Slowly, diligently, she shoved herself away from the crumpled bed and stood up to walk a few feet to reach the giant, wall-to-wall transparent glass door of their hotel room that overlooked the city’s bustling downtown. There, the illuminating Christmas lights and music had created a heady concoction the previous night as they came back from their indolent strolls from the Market Square, the quaint Mexican market and the tourist’s hub, the cascading Riverwalk.

“Let’s raise a toast to our new beginnings, my wife, and a happy new year to be merry and blessed.” Neil had touched his glass of margarita to hers and made a clinking sound, which converged with the music being played in the local pub-cum-restaurant, the symphony spilling over the place.

In the fresh morning sun, Shalini looked down at the floor right next to the bed where her flip-flops, her silk blouse, her red, flowing skirt, her silken lingerie lay scattered since the wee hours of the night. She couldn’t remember if it was Neil who undressed her, layer after layer, as he would often do, or if she had done it herself. All she could remember, following the hangover of the previous night was that he had untied her hair and caressed its strands, each stroke of his finger awakening a bruised, pent up libido within her as the tears in her eyes eclipsed everything around her in the silhouetted darkness of the room like a thick, unforgiving mist.

Was it a tiny flickering of a being, a struggling embryo that died in its mother’s inviting womb yet again, gushing out in clotted blood and crushed, maimed flesh?

Was it a soft, rainy dream, trampled yet again from the ruthless remembrance of a life she had lived, as if in a previous birth?

Was it that dangerous liaison of years back, rearing its ugly face, when all that she had brought along with her as she ran away from it relentlessly was a breathless, deadening terror? Was it the terror of being slashed, the terror of kicking feet and abusive fists, the terror of the bulging walls of a dream that came crashing down, yet again?

What was she thinking in the waning moonlight that glimmered in the languid waters of the Riverwalk as she sat at the patio of the restaurant? What did she say to Neil, looking unmindful at the other tourists who came to dine out, holding a lobster tail dipped in garlic butter in one hand, while with her other hand, she grabbed the glass of Margarita, wishing to crush the glass to shards till her palms bled to death? She didn’t remember. She only remembered that a loose, waxy dribble hung from her mouth as she chewed on the food, one that housed memories, slanted truths, all drowning under the bottomless pit of her mouth.
Threadbare, barely out of the clumsy wraps, she wandered amid the ruffled skin of the clowns on the streets she has stalked the previous evening in her little pursuit of happiness. She thought of spooning out the thick cream out of the pie with the fork dangling in her cold hands that she remembered with queer, practiced clarity as she roamed amid the humming semblance of the relics she might have visited in some previous birth. And as she sat in the ferry amid unknown faces, relishing the placid waters of the Riverwalk, she hummed the lyrics of a dead singer-composer’s songs, reverberating in the air bustling with conceited human cacophony and charbroiled animal meat.
In the deadly quiet of her hotel room in the twentieth floor, it was all about silence and waiting–a long, silhouetted wait to sleep sublime under the cocoon of thousand unknown stars in a faraway galaxy, stars who do not know the tainted flesh of the humans. Late into the night, the game of thrones between two bodies had scoured the arid air inside the room, the body of an Adam and Eve of the spoiled, betrayed earth.

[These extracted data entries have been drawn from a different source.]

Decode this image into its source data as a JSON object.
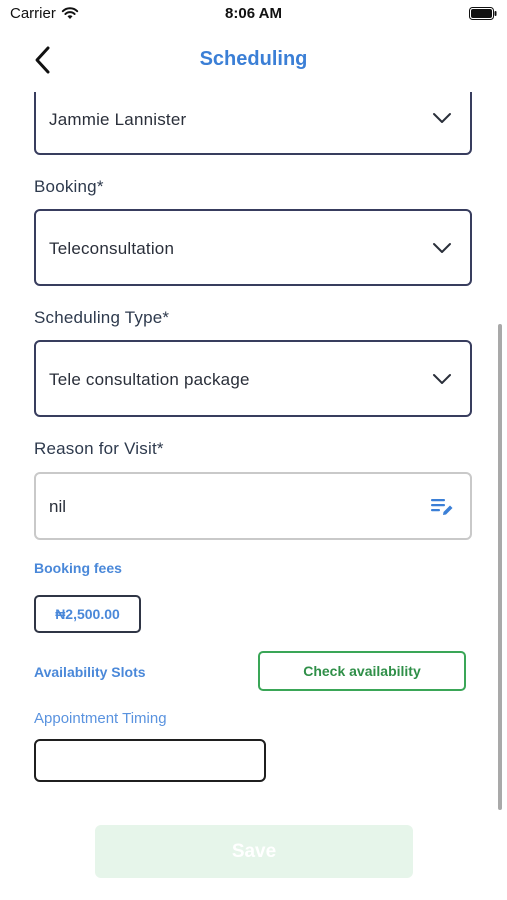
{
  "status_bar": {
    "carrier": "Carrier",
    "time": "8:06 AM",
    "icons": [
      "wifi-icon",
      "battery-icon"
    ]
  },
  "nav": {
    "title": "Scheduling",
    "back_icon": "chevron-left-icon"
  },
  "form": {
    "patient": {
      "value": "Jammie Lannister"
    },
    "booking": {
      "label": "Booking*",
      "value": "Teleconsultation"
    },
    "scheduling_type": {
      "label": "Scheduling Type*",
      "value": "Tele consultation package"
    },
    "reason": {
      "label": "Reason for Visit*",
      "value": "nil",
      "icon": "edit-notes-icon"
    },
    "booking_fees": {
      "label": "Booking fees",
      "amount": "₦2,500.00"
    },
    "availability": {
      "label": "Availability Slots",
      "button_label": "Check availability"
    },
    "appointment_timing": {
      "label": "Appointment Timing",
      "value": ""
    },
    "save_label": "Save"
  },
  "colors": {
    "title_blue": "#3b7fd6",
    "label_blue": "#4a88d9",
    "success_green": "#3aa657",
    "disabled_save_bg": "#e6f5ea",
    "field_border": "#383d5e"
  }
}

For once, she longed to tumble down, far, far below the wall-to-wall stained-glass door and see her naked, unbound soul go out to hug her nemesis, to touch and grip the utmost rim of her life. For once, she longed to plant a long, wet, last undying kiss on the dribbling mouth of her man fumbling with the used bedsheets in his sleep. She glanced at him with the corner of her kohl-smeared eyes, as she longed to smash open the stained-glass door with a gash of her bleeding wrists, to slide down the expanse of the building, falling down, violent, headlong, in the vortex, waiting with sure, steadfast arms, waiting to engulf her in an avalanche of sleep.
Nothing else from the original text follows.